Undeniably one of the genre’s architects, few names have become as well-known to hip-hop lovers and music historians globally as Grandmaster Flash. A true musical innovator, his use of turntables has sparked a timeless legacy that has extended from the Bronx block parties of the early 1970s to all corners of the globe today. Using duplicate copies of vinyl, Grandmaster Flash figured out a way to manipulate the vinyl with his fingertips and the crossfader of the DJ mixer. With what he eventually coined as The Quick Mix Theory, Grandmaster Flash laid the groundwork for the modern DJ and eventually birthed the art of beat-making and sampling.

By the end of the 1970s, Grandmaster Flash had set the foundation for breakdancers and emcees to perform over his seamless beats. The first rapper to join Flash in 1974 was Keith Wiggins, known as Cowboy. Two years later, Kid Creole and his younger brother Melle Mel joined, followed by Scorpio and Raheim. Throughout the 70’s, Grandmaster Flash and The Furious Five became known as one of the primary supergroups on the streets of The Bronx, later becoming recording artists and hitmakers. The group made waves with songs like “Superappin’,” “Freedom,” “The Adventures of Grandmaster Flash on the Wheels of Steel,” and eventually, their revolutionary hit “The Message,” which prominently used hip-hop as a vehicle for social commentary. The multi-platinum single serves as a cornerstone for hip-hop’s most foundational tracks. Over the next decade and beyond, Grandmaster Flash continued to dish out heavy hitters, ultimately racking up five certified platinum or gold albums.

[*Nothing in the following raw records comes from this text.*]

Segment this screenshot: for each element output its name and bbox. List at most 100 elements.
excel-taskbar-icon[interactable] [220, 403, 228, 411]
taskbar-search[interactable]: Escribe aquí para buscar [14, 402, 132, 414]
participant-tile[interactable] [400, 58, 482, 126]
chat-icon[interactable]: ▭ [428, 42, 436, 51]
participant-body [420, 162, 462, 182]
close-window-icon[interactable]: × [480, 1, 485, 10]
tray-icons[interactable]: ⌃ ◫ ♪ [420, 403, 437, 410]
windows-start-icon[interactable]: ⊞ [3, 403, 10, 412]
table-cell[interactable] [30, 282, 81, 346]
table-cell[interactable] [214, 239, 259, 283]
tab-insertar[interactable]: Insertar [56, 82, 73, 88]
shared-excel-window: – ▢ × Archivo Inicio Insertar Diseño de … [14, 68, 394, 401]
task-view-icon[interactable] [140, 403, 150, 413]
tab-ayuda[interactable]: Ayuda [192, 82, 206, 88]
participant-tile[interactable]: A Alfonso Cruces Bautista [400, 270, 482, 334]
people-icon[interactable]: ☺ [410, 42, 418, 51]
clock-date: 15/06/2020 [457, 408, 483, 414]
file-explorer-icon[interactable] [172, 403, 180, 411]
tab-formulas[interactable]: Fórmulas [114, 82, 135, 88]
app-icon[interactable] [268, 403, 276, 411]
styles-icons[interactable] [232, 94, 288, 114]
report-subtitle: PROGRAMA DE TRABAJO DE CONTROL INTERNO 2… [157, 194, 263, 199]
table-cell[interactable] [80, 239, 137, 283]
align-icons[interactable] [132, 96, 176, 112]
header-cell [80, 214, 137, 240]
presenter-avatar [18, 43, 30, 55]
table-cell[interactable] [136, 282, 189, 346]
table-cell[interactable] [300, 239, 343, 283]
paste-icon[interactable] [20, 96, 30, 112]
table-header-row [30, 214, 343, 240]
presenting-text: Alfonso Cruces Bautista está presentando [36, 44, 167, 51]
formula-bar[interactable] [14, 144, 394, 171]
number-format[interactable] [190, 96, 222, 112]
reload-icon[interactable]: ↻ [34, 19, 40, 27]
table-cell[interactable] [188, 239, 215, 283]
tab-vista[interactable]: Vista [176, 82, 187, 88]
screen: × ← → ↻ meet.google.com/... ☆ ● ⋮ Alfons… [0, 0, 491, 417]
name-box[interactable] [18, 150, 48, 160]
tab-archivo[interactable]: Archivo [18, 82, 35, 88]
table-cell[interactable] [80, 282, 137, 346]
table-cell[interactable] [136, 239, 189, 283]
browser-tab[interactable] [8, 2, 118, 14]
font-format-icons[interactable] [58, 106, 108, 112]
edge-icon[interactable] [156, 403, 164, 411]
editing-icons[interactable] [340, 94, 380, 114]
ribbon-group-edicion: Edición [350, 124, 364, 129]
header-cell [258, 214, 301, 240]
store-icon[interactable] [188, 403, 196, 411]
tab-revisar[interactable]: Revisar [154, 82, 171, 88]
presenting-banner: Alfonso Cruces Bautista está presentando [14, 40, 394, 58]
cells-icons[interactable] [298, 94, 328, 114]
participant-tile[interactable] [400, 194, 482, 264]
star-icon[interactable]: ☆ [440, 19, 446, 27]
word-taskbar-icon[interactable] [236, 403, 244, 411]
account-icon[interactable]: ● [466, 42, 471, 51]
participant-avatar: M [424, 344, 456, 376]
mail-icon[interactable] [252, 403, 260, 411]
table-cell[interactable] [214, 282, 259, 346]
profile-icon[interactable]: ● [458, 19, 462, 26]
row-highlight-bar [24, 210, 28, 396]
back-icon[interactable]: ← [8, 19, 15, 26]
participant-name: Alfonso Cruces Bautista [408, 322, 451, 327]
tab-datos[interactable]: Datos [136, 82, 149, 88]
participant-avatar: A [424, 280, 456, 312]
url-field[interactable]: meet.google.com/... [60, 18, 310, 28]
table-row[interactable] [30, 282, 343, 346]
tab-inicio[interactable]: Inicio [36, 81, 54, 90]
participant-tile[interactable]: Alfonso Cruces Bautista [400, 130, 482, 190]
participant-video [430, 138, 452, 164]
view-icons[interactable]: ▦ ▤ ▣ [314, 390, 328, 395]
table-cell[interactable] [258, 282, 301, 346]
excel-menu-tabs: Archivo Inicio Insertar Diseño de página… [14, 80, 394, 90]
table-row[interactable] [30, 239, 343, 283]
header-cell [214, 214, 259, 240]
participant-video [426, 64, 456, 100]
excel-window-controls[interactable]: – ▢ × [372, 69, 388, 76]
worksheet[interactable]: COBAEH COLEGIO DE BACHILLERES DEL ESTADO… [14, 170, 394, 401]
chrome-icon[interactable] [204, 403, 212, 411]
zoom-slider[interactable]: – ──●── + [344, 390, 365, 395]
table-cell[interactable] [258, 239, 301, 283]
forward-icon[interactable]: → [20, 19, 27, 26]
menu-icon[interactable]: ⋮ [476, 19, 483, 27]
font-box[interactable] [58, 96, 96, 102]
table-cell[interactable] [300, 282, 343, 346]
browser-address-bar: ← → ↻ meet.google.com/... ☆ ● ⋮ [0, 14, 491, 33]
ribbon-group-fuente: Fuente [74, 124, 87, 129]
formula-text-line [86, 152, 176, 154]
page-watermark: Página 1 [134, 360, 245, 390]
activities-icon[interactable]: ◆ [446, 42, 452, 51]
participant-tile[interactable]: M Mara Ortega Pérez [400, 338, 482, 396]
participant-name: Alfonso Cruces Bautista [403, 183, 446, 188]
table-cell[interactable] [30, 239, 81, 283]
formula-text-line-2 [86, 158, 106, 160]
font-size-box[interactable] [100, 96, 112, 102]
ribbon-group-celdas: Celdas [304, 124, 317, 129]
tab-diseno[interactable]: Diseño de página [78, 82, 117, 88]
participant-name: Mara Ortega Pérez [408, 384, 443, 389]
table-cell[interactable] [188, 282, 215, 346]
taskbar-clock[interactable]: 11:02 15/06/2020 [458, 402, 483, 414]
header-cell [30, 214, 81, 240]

No stranger to firsts, in 2007 Flash was recognized with yet another inaugural accomplishment – as Grandmaster Flash and the Furious Five became the first hip-hop group to be inducted into the Rock & Roll Hall of Fame. In addition to his Rock Hall induction, Grandmaster Flash has also been the recipient of several notable awards throughout his five decade career, including a Grammy Lifetime Achievement Award, RIAA’s Lifetime Achievement Award, The BET Icon Award honoring his contributions to hip-hop, VH1’s Hip-Hop Honors, the DJ Vanguard Award presented by Bill Gates, and the prestigious international Polar Music Prize.

Throughout the years, Flash’s musical contributions and legacy have also been cemented through several other creative feats – including his 2008 memoir, The Adventures of Grandmaster Flash: My Life, My Beats, his guidance as music director and role re-enactment in the 2016 hit Netflix series The Get Down, feature in A&E’s Origins of Hip Hop docuseries in 2022, and even more to come as he steps into this latest partnership.